Institute for War and Peace Reporting | Giving Voice, Driving Change
Vitaly Ponomarev. (Photo: V Ponomarev)
Uzbekistan has more political prisoners in Uzbekistan than the rest of the former Soviet Union put together, according to leading rights activist Vitaly Ponomarev.
Ponomarev, who heads the Central Asia programme of the Moscow-based Memorial group, authored a report just released on Political Repression in Uzbekistan in 2009-2010 (available in Russian here), which contains exhaustive lists of people arrested and jailed on political charges.
NBCA: In your view, how many people have fallen victim to political repression in Uzbekistan, and what are they charged with?
Vitaly Ponomarev: There are several thousand political prisoners in Uzbekistan, more than in the rest of the post-Soviet states added together. The appendix to our report lists over 500 individuals sentenced for political reasons in 2009 and 2010. We know of over 300 more whose identities have yet to be established. From previous experience, I’d say we generally get information about less than half the total number of cases of this kind.
Almost all of them were charged with the offences of membership of a banned organisation, distributing literature that threatens public security, anti-constitutional activity or setting up an illegal religious organisation.
The report looks at the legal framework in which repression takes place. The wording of the relevant articles in the criminal code does not comply either with international standards or with Uzbekistan’s international obligations. Terms like "fundamentalism" and "extremism" are not really defined. When it comes to terrorism, the law makes no distinction between direct involvement, indirect complicity and assisting the perpetrator. The result is that large numbers of people are charged with terrorism.
NBCA: What militant groups are active in Uzbekistan, as far as you known?
Ponomarev: Since 2009, the term "jihodchilar" [jihadists] has come into use in criminal cases, and is now the label used in place of the old "Wahhabi".
In 2009 and 2010, there were no trials of alleged members of the Islamic Movement of Uzbekistan [IMU], except that of one suspect extradited from Ukraine. Many analysts cite IMU involvement in violence in Uzbekistan, but trial documentation doesn’t support this. Apart from one attack in May 2009 in Andijan region, there’s no reliable evidence that jihadist groups based abroad like the IMU and the [related] Islamic Jihad Union have been implicated in violence in Uzbekistan over the last two years.
Our report takes a new approach by attempting to measure the government’s response against the real threats posed by terrorist groups. Our conclusion is that the response is not commensurate with the risks, and is thus unjustifiable; and that repression itself is the major destabilising factor and poses greater risks to regional security than groups like the IMU do.

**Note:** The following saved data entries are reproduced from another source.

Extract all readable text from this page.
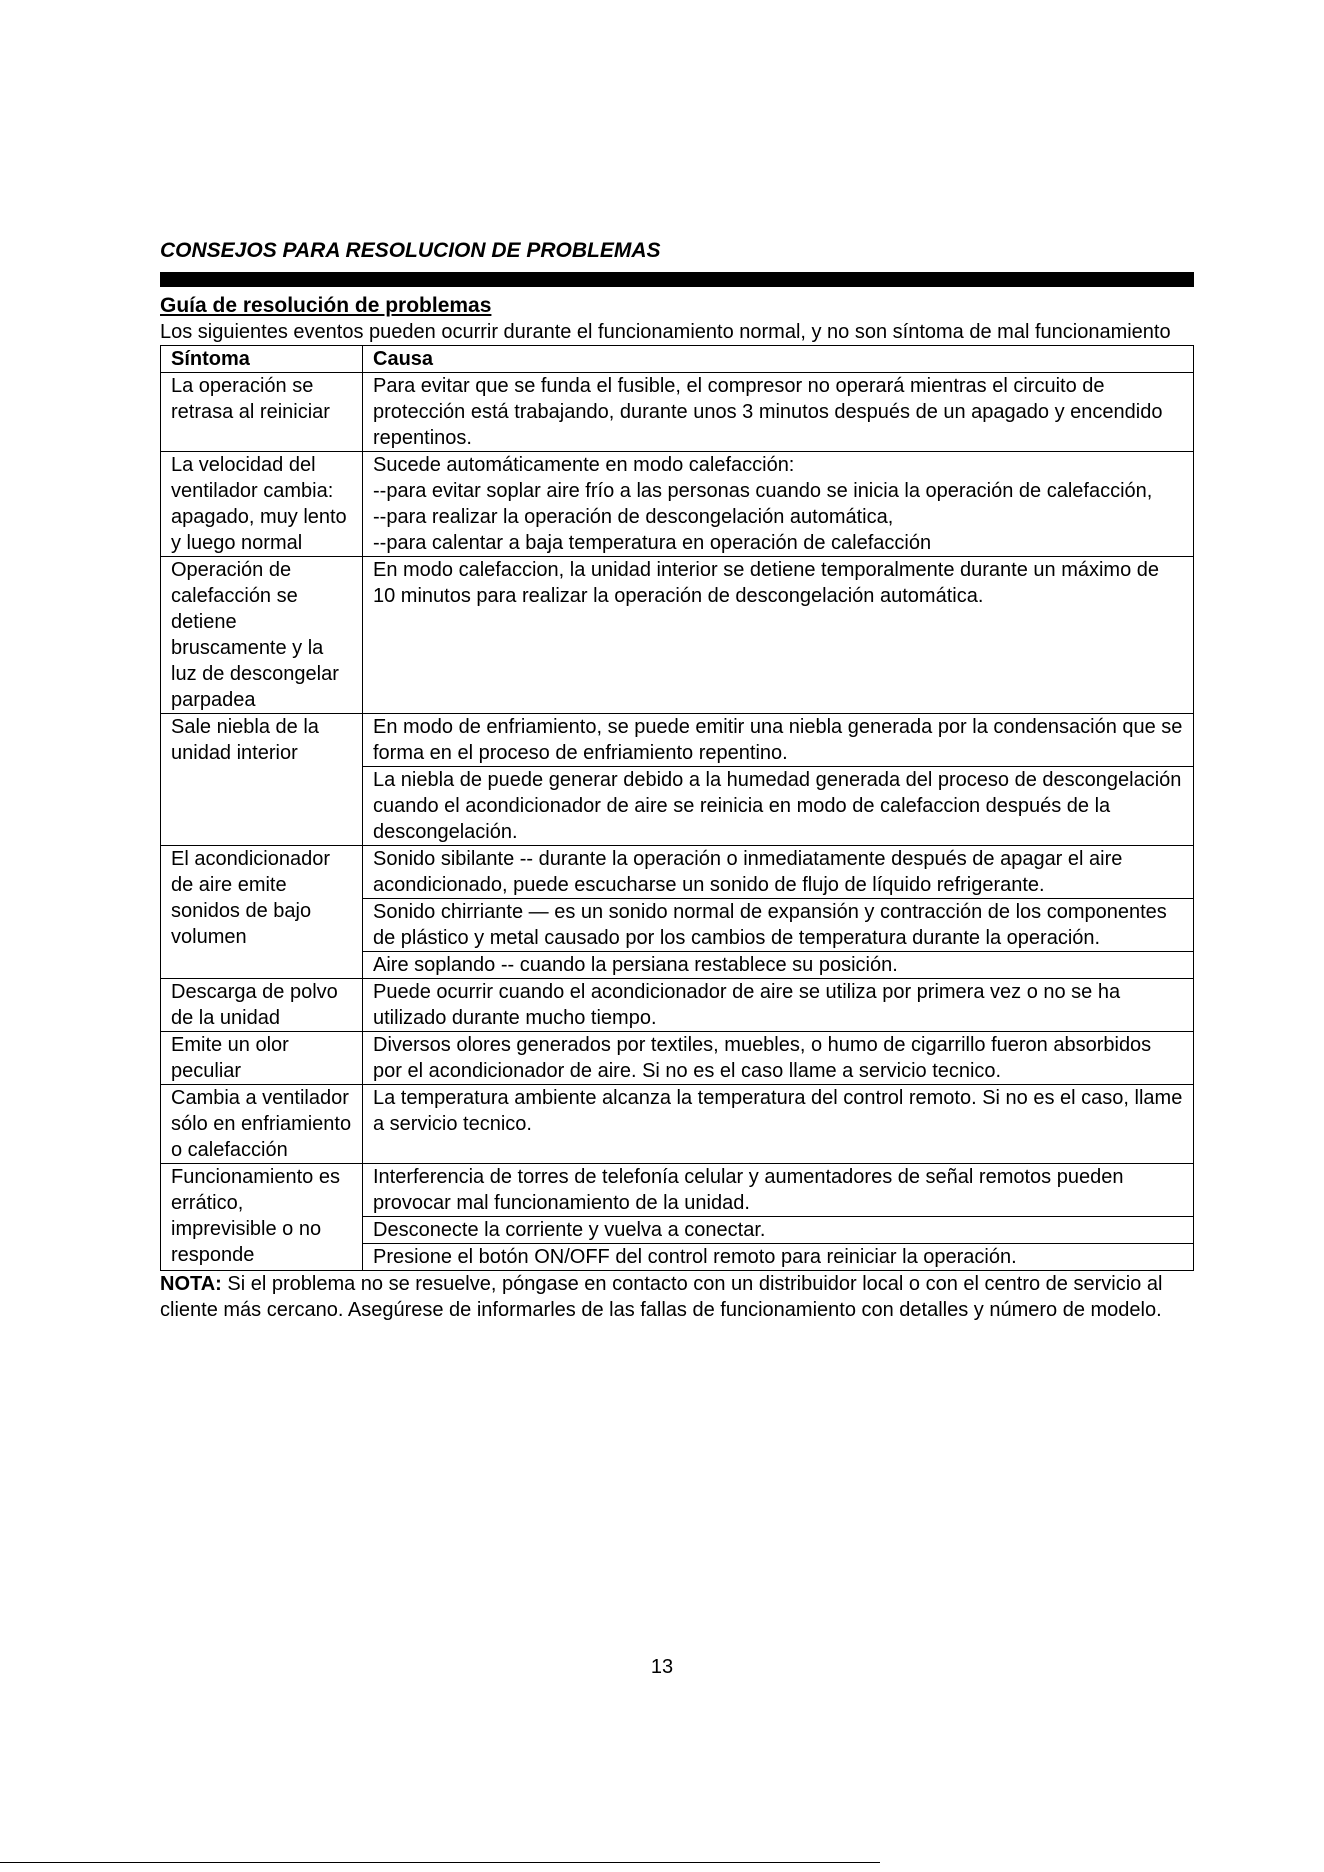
CONSEJOS PARA RESOLUCION DE PROBLEMAS
Guía de resolución de problemas
Los siguientes eventos pueden ocurrir durante el funcionamiento normal, y no son síntoma de mal funcionamiento
Síntoma	Causa
La operación se retrasa al reiniciar	Para evitar que se funda el fusible, el compresor no operará mientras el circuito de protección está trabajando, durante unos 3 minutos después de un apagado y encendido repentinos.
La velocidad del ventilador cambia: apagado, muy lento y luego normal	Sucede automáticamente en modo calefacción:
--para evitar soplar aire frío a las personas cuando se inicia la operación de calefacción,
--para realizar la operación de descongelación automática,
--para calentar a baja temperatura en operación de calefacción
Operación de calefacción se detiene bruscamente y la luz de descongelar parpadea	En modo calefaccion, la unidad interior se detiene temporalmente durante un máximo de 10 minutos para realizar la operación de descongelación automática.
Sale niebla de la unidad interior	En modo de enfriamiento, se puede emitir una niebla generada por la condensación que se forma en el proceso de enfriamiento repentino.
	La niebla de puede generar debido a la humedad generada del proceso de descongelación cuando el acondicionador de aire se reinicia en modo de calefaccion después de la descongelación.
El acondicionador de aire emite sonidos de bajo volumen	Sonido sibilante -- durante la operación o inmediatamente después de apagar el aire acondicionado, puede escucharse un sonido de flujo de líquido refrigerante.
	Sonido chirriante — es un sonido normal de expansión y contracción de los componentes de plástico y metal causado por los cambios de temperatura durante la operación.
	Aire soplando -- cuando la persiana restablece su posición.
Descarga de polvo de la unidad	Puede ocurrir cuando el acondicionador de aire se utiliza por primera vez o no se ha utilizado durante mucho tiempo.
Emite un olor peculiar	Diversos olores generados por textiles, muebles, o humo de cigarrillo fueron absorbidos por el acondicionador de aire. Si no es el caso llame a servicio tecnico.
Cambia a ventilador sólo en enfriamiento o calefacción	La temperatura ambiente alcanza la temperatura del control remoto. Si no es el caso, llame a servicio tecnico.
Funcionamiento es errático, imprevisible o no responde	Interferencia de torres de telefonía celular y aumentadores de señal remotos pueden provocar mal funcionamiento de la unidad.
	Desconecte la corriente y vuelva a conectar.
	Presione el botón ON/OFF del control remoto para reiniciar la operación.
NOTA: Si el problema no se resuelve, póngase en contacto con un distribuidor local o con el centro de servicio al cliente más cercano. Asegúrese de informarles de las fallas de funcionamiento con detalles y número de modelo.
13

NBCA: Do you see any changes to the way political cases have been handled over 2009 and 2010?
Ponomarev: There have been some changes, including to the way criminal charges have been formulated.
NBCA: Have you been able to obtain court verdicts? What were your sources of information?
Ponomarev: We tried to obtain copies of verdicts, and succeeded in a number of cases. The report also reviews previously unseen documentation, for instance relating to the May 2009 attacks…. We interviewed refugees and labour migrants from Uzbekistan residing in other countries, who are also important sources of information about arrests and trials.
The information is nevertheless incomplete. Over the last two years, the human rights and journalistic community have been unable to get information about political trials in half the regions of Uzbekistan. Sometimes the only source of information about a trial is the reporting in the official media.
NBCA: What is the dynamic of repressions over the two years your report covers?
Ponomarev: Starting from mid-2008, we’ve seen a growing trend towards politically-motivated criminal cases. There was an upsurge after violence in Andijan and subsequently in Tashkent in 2009.
The level of repression is now higher than in its previous peak period of 2004 to 2006. I believe there is a repressive mechanism at work that fabricates collective cases in which grave charges are levelled at dozens of defendants. The substance of the charges is mostly based on nothing more than informal Islamic teaching, religious debates, or communication between acquaintances.
NBCA: What are the likely consequences of such widespread repression for the people and the government?
Ponomarev: For more than a decade, the deployment mass repression as a core instrument of state policy has been a major source of instability not only for Uzbekistan, but also Central Asia as a whole. It’s liable to have fairly serious consequences for the security and stability of the region.
Under certain circumstances, we could see a Middle East-type scenario unfolding. And Uzbekistan is most likely to experience the Libyan scenario rather than the Egyptian one. Its partners both in the West and in the former Soviet Union need to strive to exert pressure on Tashkent to change this.
This article was produced as part of IWPR’s News Briefing Central Asia output, funded by the National Endowment for Democracy.